A memorandum of appearance is a temporary document which is required by a lawyer to represent his client in court if the Vakalatnama has not been issued; while a power of attorney allows someone to act on behalf of someone else. The form RD-1 submitted to the regional director is to be filed with the reasons for the application, a copy of the minutes of the board meeting in which the resolution was authorized with details of the number voted in favor and those against, details of all previous applications made within the past 5 years for a change of financial year and its outcome, and the power of attorney or memorandum of Appearance whichever was preferred by the company.[vii] The same will then be examined by the regional director and if they find it necessary they shall call for more information from the company, or if they find some defects or incomplete information in the application then give the company some period to rectify the defect or provide with the additional information, and then to re-submit the form within a period of 15 days.
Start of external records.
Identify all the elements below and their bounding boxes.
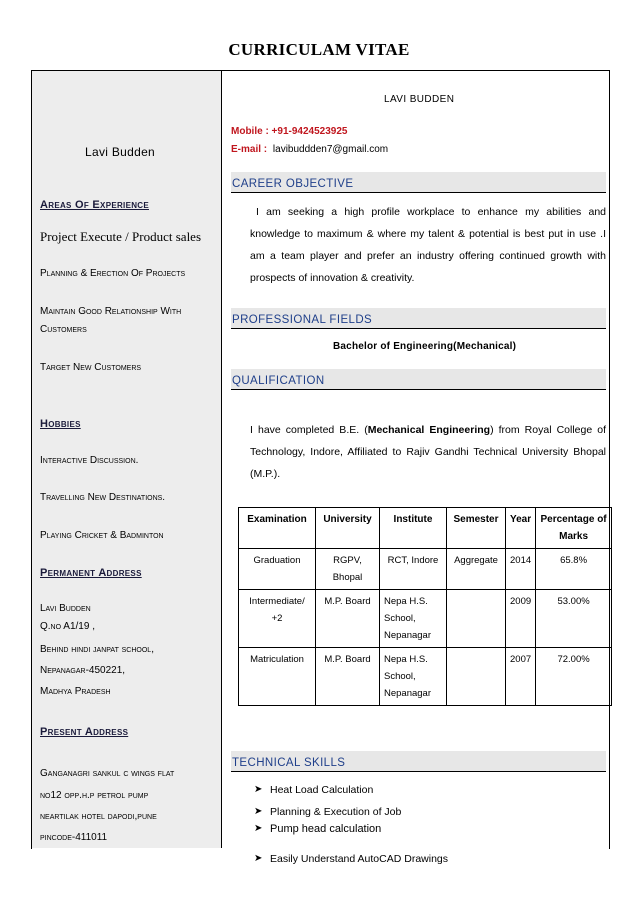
experience-item: Target New Customers (40, 362, 142, 373)
qualification-heading: QUALIFICATION (232, 375, 325, 387)
skill-item (254, 823, 382, 835)
column-header: Percentage of Marks (536, 508, 612, 549)
experience-heading: Areas Of Experience (40, 199, 149, 211)
table-cell: Graduation (239, 549, 316, 590)
experience-item: Maintain Good Relationship With (40, 306, 182, 317)
present-address-heading: Present Address (40, 726, 129, 738)
table-row (239, 590, 612, 648)
table-cell (447, 590, 506, 648)
table-cell: 72.00% (536, 648, 612, 706)
arrow-bullet-icon: ➤ (254, 806, 263, 817)
column-header: Institute (380, 508, 447, 549)
table-header-row (239, 508, 612, 549)
table-cell: 53.00% (536, 590, 612, 648)
table-cell: 2009 (506, 590, 536, 648)
skill-item (254, 853, 448, 865)
permanent-address-line: Nepanagar-450221, (40, 665, 126, 676)
experience-item: Project Execute / Product sales (40, 229, 202, 244)
email-row (231, 144, 388, 155)
arrow-bullet-icon: ➤ (254, 823, 263, 834)
technical-heading-bar (231, 751, 606, 772)
qualification-table (238, 507, 612, 706)
table-cell: 2007 (506, 648, 536, 706)
table-cell: M.P. Board (316, 590, 380, 648)
hobby-item: Travelling New Destinations. (40, 492, 166, 503)
career-text: I am seeking a high profile workplace to enhance my abilities and knowledge to maximum & where my talent & potential is best put in use .I am a team player and prefer an industry offering continued growth with prospects of innovation & creativity. (250, 206, 606, 284)
table-cell: M.P. Board (316, 648, 380, 706)
qualification-text-post: ) from Royal College of Technology, Indore, Affiliated to Rajiv Gandhi Technical University Bhopal (M.P.). (250, 424, 607, 480)
professional-text: Bachelor of Engineering(Mechanical) (333, 341, 517, 352)
skill-item (254, 806, 402, 818)
mobile-number: Mobile : +91-9424523925 (231, 126, 348, 137)
qualification-degree: Mechanical Engineering (367, 424, 491, 436)
table-cell: Aggregate (447, 549, 506, 590)
experience-item: Planning & Erection Of Projects (40, 268, 186, 279)
column-header: University (316, 508, 380, 549)
column-header: Semester (447, 508, 506, 549)
hobbies-heading: Hobbies (40, 418, 81, 430)
table-cell: Nepa H.S. School, Nepanagar (380, 590, 447, 648)
career-heading: CAREER OBJECTIVE (232, 178, 354, 190)
table-row (239, 549, 612, 590)
arrow-bullet-icon: ➤ (254, 853, 263, 864)
permanent-address-line: Behind hindi janpat school, (40, 644, 154, 655)
permanent-address-line: Q.no A1/19 , (40, 621, 95, 632)
qualification-text-pre: I have completed B.E. ( (250, 424, 368, 436)
permanent-address-heading: Permanent Address (40, 567, 142, 579)
table-cell: RGPV, Bhopal (316, 549, 380, 590)
professional-heading: PROFESSIONAL FIELDS (232, 314, 373, 326)
skill-label: Planning & Execution of Job (270, 806, 402, 818)
table-cell: 65.8% (536, 549, 612, 590)
technical-heading: TECHNICAL SKILLS (232, 757, 346, 769)
document-title: CURRICULAM VITAE (228, 40, 410, 59)
column-header: Examination (239, 508, 316, 549)
sidebar-name: Lavi Budden (85, 145, 156, 159)
table-cell: Matriculation (239, 648, 316, 706)
experience-item: Customers (40, 324, 87, 335)
email-label: E-mail : (231, 144, 268, 155)
qualification-heading-bar (231, 369, 606, 390)
table-cell: Intermediate/ +2 (239, 590, 316, 648)
table-cell: 2014 (506, 549, 536, 590)
skill-item (254, 784, 374, 796)
skill-label: Easily Understand AutoCAD Drawings (270, 853, 448, 865)
present-address-line: Ganganagri sankul c wings flat (40, 768, 175, 779)
present-address-line: pincode-411011 (40, 832, 108, 843)
table-row (239, 648, 612, 706)
present-address-line: no12 opp.h.p petrol pump (40, 790, 149, 801)
professional-heading-bar (231, 308, 606, 329)
column-header: Year (506, 508, 536, 549)
header-name: LAVI BUDDEN (384, 94, 455, 105)
permanent-address-line: Madhya Pradesh (40, 686, 111, 697)
table-cell (447, 648, 506, 706)
email-link[interactable]: lavibuddden7@gmail.com (272, 144, 389, 155)
hobby-item: Playing Cricket & Badminton (40, 530, 164, 541)
table-cell: Nepa H.S. School, Nepanagar (380, 648, 447, 706)
permanent-address-line: Lavi Budden (40, 603, 91, 614)
table-cell: RCT, Indore (380, 549, 447, 590)
skill-label: Heat Load Calculation (270, 784, 374, 796)
hobby-item: Interactive Discussion. (40, 455, 139, 466)
qualification-text (250, 419, 606, 485)
present-address-line: neartilak hotel dapodi,pune (40, 811, 157, 822)
skill-label: Pump head calculation (270, 823, 382, 835)
career-heading-bar (231, 172, 606, 193)
arrow-bullet-icon: ➤ (254, 784, 263, 795)
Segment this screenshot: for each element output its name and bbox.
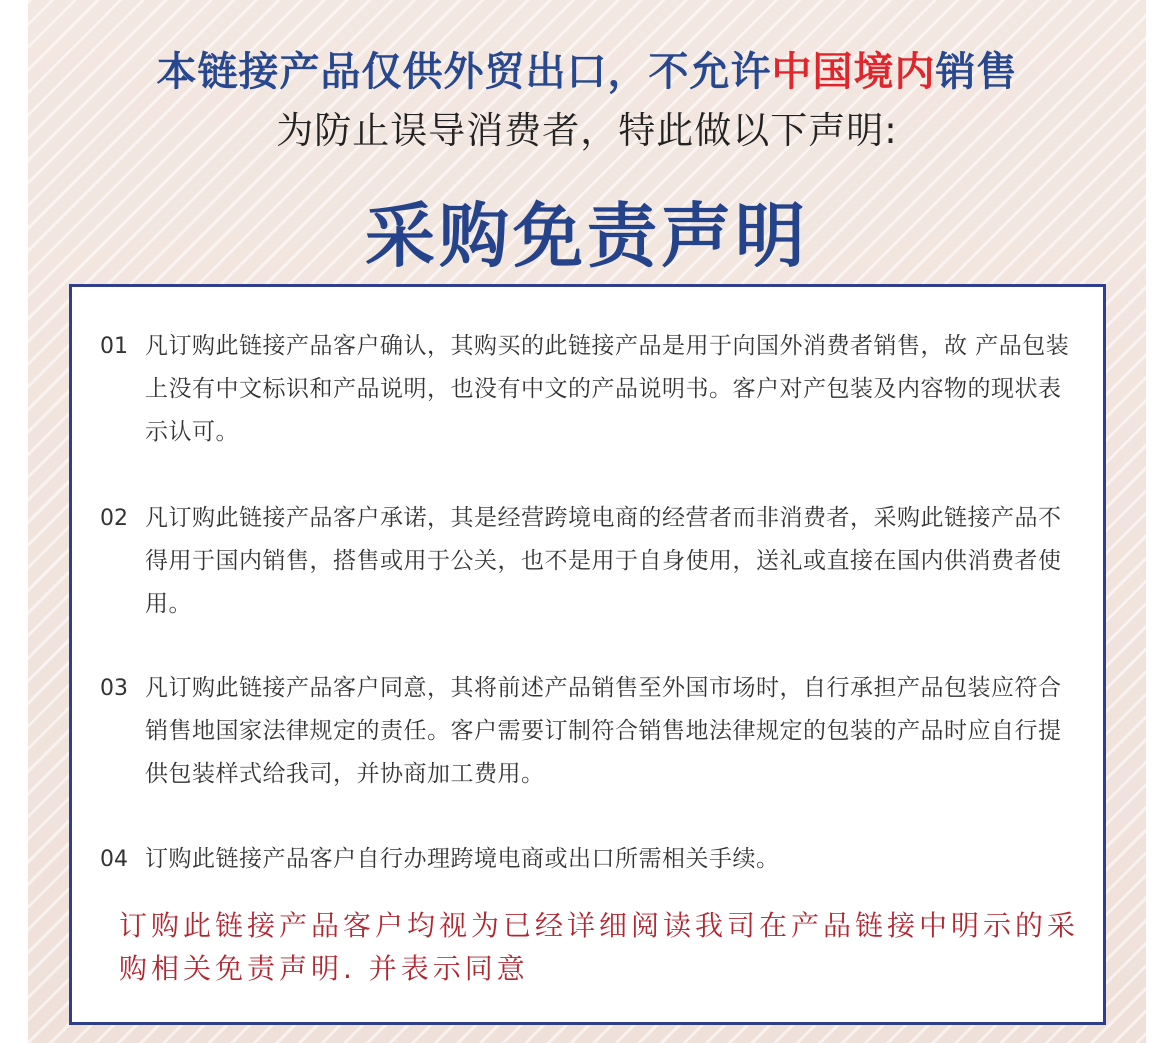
clause-01 <box>100 325 1080 454</box>
clause-03 <box>100 667 1080 796</box>
clause-number: 02 <box>100 506 128 531</box>
agreement-notice: 订购此链接产品客户均视为已经详细阅读我司在产品链接中明示的采购相关免责声明. 并表示同意 <box>119 909 1080 985</box>
declaration-intro: 为防止误导消费者，特此做以下声明: <box>276 109 898 152</box>
heading-red-part: 中国境内 <box>771 49 936 95</box>
clause-number: 01 <box>100 334 128 359</box>
export-only-heading <box>28 40 1146 97</box>
clause-text: 凡订购此链接产品客户同意，其将前述产品销售至外国市场时，自行承担产品包装应符合销售地国家法律规定的责任。客户需要订制符合销售地法律规定的包装的产品时应自行提供包装样式给我司，并协商加工费用。 <box>145 675 1062 787</box>
clause-04 <box>100 838 1080 881</box>
clause-text: 订购此链接产品客户自行办理跨境电商或出口所需相关手续。 <box>145 846 780 872</box>
heading-blue-part-b: 销售 <box>935 49 1018 95</box>
clause-text: 凡订购此链接产品客户确认，其购买的此链接产品是用于向国外消费者销售，故 产品包装上没有中文标识和产品说明，也没有中文的产品说明书。客户对产包装及内容物的现状表示认可。 <box>145 333 1070 445</box>
disclaimer-box <box>69 284 1106 1025</box>
page-title: 采购免责声明 <box>365 195 809 277</box>
clause-text: 凡订购此链接产品客户承诺，其是经营跨境电商的经营者而非消费者，采购此链接产品不得用于国内销售，搭售或用于公关，也不是用于自身使用，送礼或直接在国内供消费者使用。 <box>145 505 1062 617</box>
clause-number: 03 <box>100 676 128 701</box>
heading-blue-part-a: 本链接产品仅供外贸出口，不允许 <box>156 49 772 95</box>
clause-number: 04 <box>100 847 128 872</box>
clause-02 <box>100 497 1080 626</box>
disclaimer-page <box>28 0 1146 1043</box>
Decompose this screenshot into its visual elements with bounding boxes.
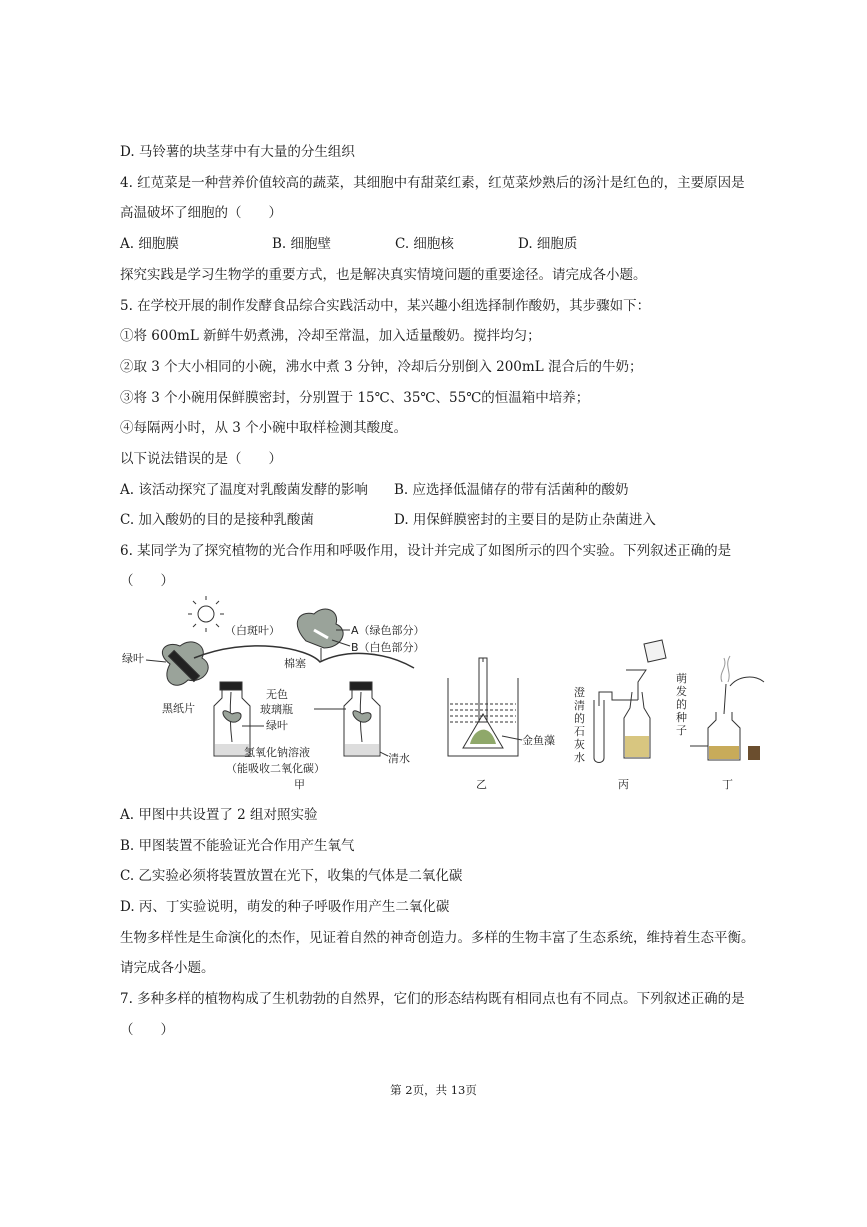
label-seeds-2: 发 [676, 685, 687, 698]
label-seeds-4: 种 [676, 711, 687, 724]
seed-jar-apparatus [708, 656, 764, 760]
right-bottle [344, 682, 380, 756]
label-lvye-mid: 绿叶 [266, 719, 288, 732]
q6-stem-line-1: 6. 某同学为了探究植物的光合作用和呼吸作用，设计并完成了如图所示的四个实验。下列叙述正确的是 [120, 543, 732, 559]
label-lvye-left: 绿叶 [122, 652, 144, 665]
label-heizhipian: 黑纸片 [162, 702, 195, 715]
q6-option-d: D. 丙、丁实验说明，萌发的种子呼吸作用产生二氧化碳 [120, 899, 450, 915]
label-mianse: 棉塞 [284, 657, 306, 670]
section-intro-2-line-2: 请完成各小题。 [120, 960, 215, 976]
sun-icon [188, 596, 224, 632]
page-footer: 第 2页，共 13页 [390, 1083, 477, 1097]
label-b-white: B（白色部分） [351, 641, 425, 654]
q6-option-c: C. 乙实验必须将装置放置在光下，收集的气体是二氧化碳 [120, 868, 463, 884]
label-bolipin: 玻璃瓶 [260, 703, 293, 716]
section-intro-1: 探究实践是学习生物学的重要方式，也是解决真实情境问题的重要途径。请完成各小题。 [120, 267, 647, 283]
label-jinyuzao: 金鱼藻 [522, 734, 555, 747]
label-naoh: 氢氧化钠溶液 [244, 746, 310, 759]
label-seeds-1: 萌 [676, 672, 687, 685]
label-qingshui: 清水 [388, 752, 410, 765]
label-wuse: 无色 [266, 688, 288, 701]
label-seeds-3: 的 [676, 698, 687, 711]
q4-option-a: A. 细胞膜 [120, 236, 179, 252]
label-yi: 乙 [476, 778, 487, 791]
label-limewater-2: 清 [574, 699, 585, 712]
label-naoh-note: （能吸收二氧化碳） [226, 762, 325, 775]
left-bottle [214, 682, 250, 756]
label-limewater-1: 澄 [574, 686, 585, 699]
q6-option-b: B. 甲图装置不能验证光合作用产生氧气 [120, 838, 355, 854]
q5-stem: 5. 在学校开展的制作发酵食品综合实践活动中，某兴趣小组选择制作酸奶，其步骤如下： [120, 298, 651, 314]
label-limewater-3: 的 [574, 712, 585, 725]
beaker-apparatus [448, 658, 518, 756]
q6-option-a: A. 甲图中共设置了 2 组对照实验 [120, 807, 318, 823]
label-ding: 丁 [722, 778, 733, 791]
q5-step-3: ③将 3 个小碗用保鲜膜密封，分别置于 15℃、35℃、55℃的恒温箱中培养； [120, 390, 590, 406]
q4-option-b: B. 细胞壁 [272, 236, 332, 252]
q5-step-4: ④每隔两小时，从 3 个小碗中取样检测其酸度。 [120, 420, 408, 436]
q4-option-c: C. 细胞核 [395, 236, 454, 252]
q5-option-a: A. 该活动探究了温度对乳酸菌发酵的影响 [120, 482, 368, 498]
q5-step-2: ②取 3 个大小相同的小碗，沸水中煮 3 分钟，冷却后分别倒入 200mL 混合后的牛奶； [120, 359, 643, 375]
q5-option-b: B. 应选择低温储存的带有活菌种的酸奶 [394, 482, 629, 498]
q7-stem-line-2: （ ） [120, 1022, 174, 1038]
q5-step-1: ①将 600mL 新鲜牛奶煮沸，冷却至常温，加入适量酸奶。搅拌均匀； [120, 328, 541, 344]
section-intro-2-line-1: 生物多样性是生命演化的杰作，见证着自然的神奇创造力。多样的生物丰富了生态系统，维持着生态平衡。 [120, 930, 755, 946]
label-jia: 甲 [294, 778, 305, 791]
label-limewater-6: 水 [574, 751, 585, 764]
label-limewater-5: 灰 [574, 738, 585, 751]
q7-stem-line-1: 7. 多种多样的植物构成了生机勃勃的自然界，它们的形态结构既有相同点也有不同点。下列叙述正确的是 [120, 991, 745, 1007]
q5-option-d: D. 用保鲜膜密封的主要目的是防止杂菌进入 [394, 512, 656, 528]
q6-experiment-figure [118, 596, 768, 802]
label-baibanye: （白斑叶） [225, 624, 280, 637]
q5-ask: 以下说法错误的是（ ） [120, 451, 282, 467]
limewater-apparatus [594, 640, 666, 763]
q6-stem-line-2: （ ） [120, 573, 174, 589]
covered-leaf-icon [162, 642, 208, 685]
q4-stem-line-2: 高温破坏了细胞的（ ） [120, 205, 282, 221]
q4-option-d: D. 细胞质 [518, 236, 578, 252]
label-a-green: A（绿色部分） [351, 624, 425, 637]
q5-option-c: C. 加入酸奶的目的是接种乳酸菌 [120, 512, 314, 528]
label-seeds-5: 子 [676, 724, 687, 737]
q4-stem-line-1: 4. 红苋菜是一种营养价值较高的蔬菜，其细胞中有甜菜红素，红苋菜炒熟后的汤汁是红色的，主要原因是 [120, 175, 745, 191]
q3-option-d: D. 马铃薯的块茎芽中有大量的分生组织 [120, 144, 355, 160]
label-limewater-4: 石 [574, 725, 585, 738]
variegated-leaf-icon [297, 609, 343, 662]
label-bing: 丙 [618, 778, 629, 791]
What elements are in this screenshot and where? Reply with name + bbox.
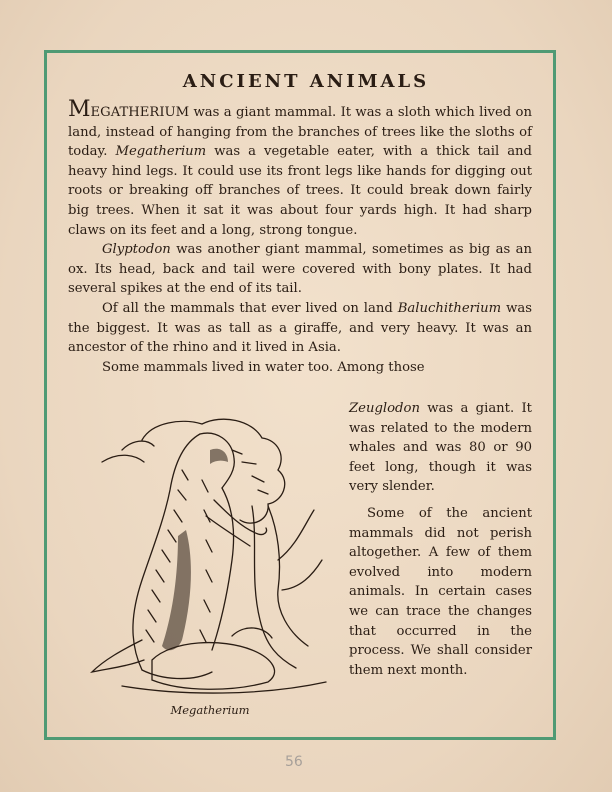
species-name: Megatherium	[115, 144, 207, 160]
megatherium-illustration	[82, 410, 338, 700]
illustration-caption: Megatherium	[170, 703, 250, 717]
species-name: Glyptodon	[102, 242, 171, 258]
species-name: Baluchitherium	[397, 300, 502, 316]
paragraph-text: was a giant. It was related to the modern whales and was 80 or 90 feet long, though it was very slender.	[349, 401, 532, 495]
paragraph-text: was another giant mammal, sometimes as big as an ox. Its head, back and tail were covered with bony plates. It had several spikes at the end of its tail.	[68, 242, 532, 297]
paragraph-text: Some mammals lived in water too. Among those	[102, 359, 425, 375]
paragraph-evolution: Some of the ancient mammals did not perish altogether. A few of them evolved into modern animals. In certain cases we can trace the changes that occurred in the process. We shall consider them next month.	[349, 505, 532, 678]
page-title: ANCIENT ANIMALS	[182, 71, 430, 92]
paragraph-glyptodon	[68, 240, 532, 299]
paragraph-baluchitherium	[68, 299, 532, 358]
paragraph-text: was a vegetable eater, with a thick tail and heavy hind legs. It could use its front legs like hands for digging out roots or breaking off branches of trees. It could break down fairly big trees. When it sat it was about four yards high. It had sharp claws on its feet and a long, strong tongue.	[68, 144, 532, 238]
page-number: 56	[285, 754, 303, 770]
species-name: Zeuglodon	[349, 401, 420, 416]
paragraph-megatherium	[68, 97, 532, 240]
paragraph-text: Of all the mammals that ever lived on land	[102, 300, 398, 316]
article-body	[68, 97, 532, 377]
paragraph-text: EGATHERIUM was a giant mammal. It was a sloth which lived on land, instead of hanging from the branches of trees like the sloths of today.	[68, 105, 532, 160]
paragraph-zeuglodon-lead	[68, 358, 532, 378]
drop-cap: M	[68, 97, 91, 122]
paragraph-text: was the biggest. It was as tall as a giraffe, and very heavy. It was an ancestor of the rhino and it lived in Asia.	[68, 300, 532, 356]
paragraph-zeuglodon	[349, 399, 532, 497]
side-column	[349, 399, 532, 680]
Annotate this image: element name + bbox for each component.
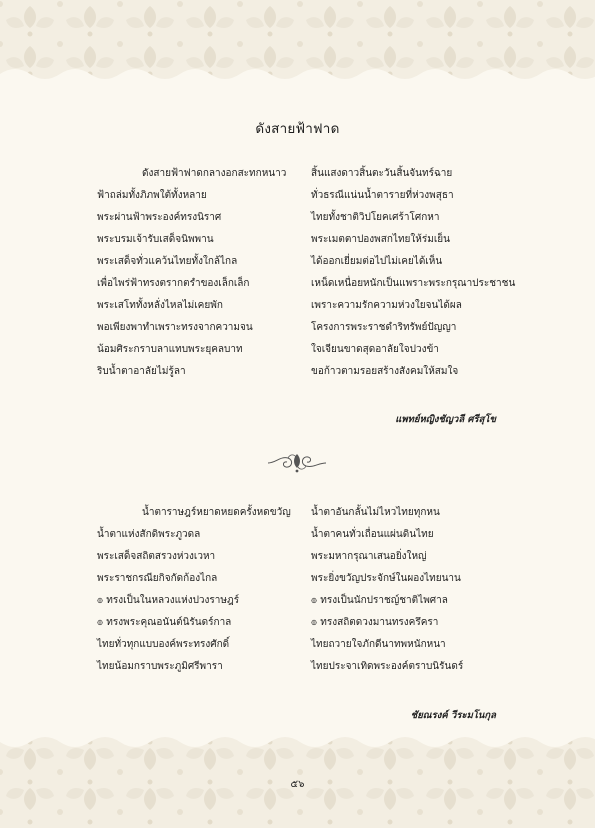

Only 2 such re-submissions are allowed.[viii]
Once the regional director approves the application, they are required to imitate such approval within 30 days of the date of the application. The certified copy of the order will be filed with the registrar of companies within 30 days of such imitation to the company. The change of the financial year needs to be made in the Articles of Association of the company. This is important because the articles regulate the internal management of the company, and established a contract between the members and the company.[ix]
The financial year is very important for the governance of the company for the government because it is when the companies submit their documents for the year and file their taxes. It is thus important to have a set period instead of allowing companies to choose their financial years. Allowing associates, subsidiaries and holding companies to change their financial year is in opposition to this idea for the convenience of the government. however, the strict regulations to change the year makes it harder for the companies to circumvent taxes in the country by changing their financial year. Moreover, by only allowing companies to change their financial year in according to their holding company’s country’s tax regulations allows some form of regulation over the working of the company. Furthermore, since companies have to make this change of financial year in their article of association, it allows there to be certain restrictions on the company changing the financial year on their whims and fancies. This is because, it is hard for companies to change their article of association and requires the approval of the board members, which in itself is a lengthy process. The same also needs to be filed with the registrar of companies within 1 month of change in the article of association.[x] Therefore, the current act has progressed a lot from the previous act, wherein other than adding the definition of the financial year, it has also added checks and balances, as well as situations where the same can be changed. Companies Act, 2013 has created a comprehensive set of rules and regulations for the financial year for companies in the country.
[i] Companies Act, 2013, Section 2(41).
[ii] Mohammad Khalid, ‘Change in Financial Year Under Companies Act, 2013,’
(TaxGuru, March 2019) <https://taxguru.in/company-law/change-financial-year-companies-act-2013.html> Accessed 10th October, 2022.
[iii] Companies Act, 2013, Section 173;
Secretarial Standard-1.
[iv] Companies Act, 2013, Section 101.
[v] N.V.R. Nagappa Chettiar & Anr. v. The Madras Race Club, AIR 1951 Mad 831.
[vi] Zee Entertainment Enterprise Limited v. Invesco Developing Market Funds, Decided on 26 October 2021.
[vii] Companies (Incorporation) Fourth Amendment Rules, 2018, Rule 40.
[viii] Ibid.
[ix] Naresh Chandra Sanyal v. Calcutta Stock Exchange Association Ltd., (1971) 1 SCC 50, 56: (1971) 41 Comp Cas 51.
[x] Companies Act, 2013, Section 31.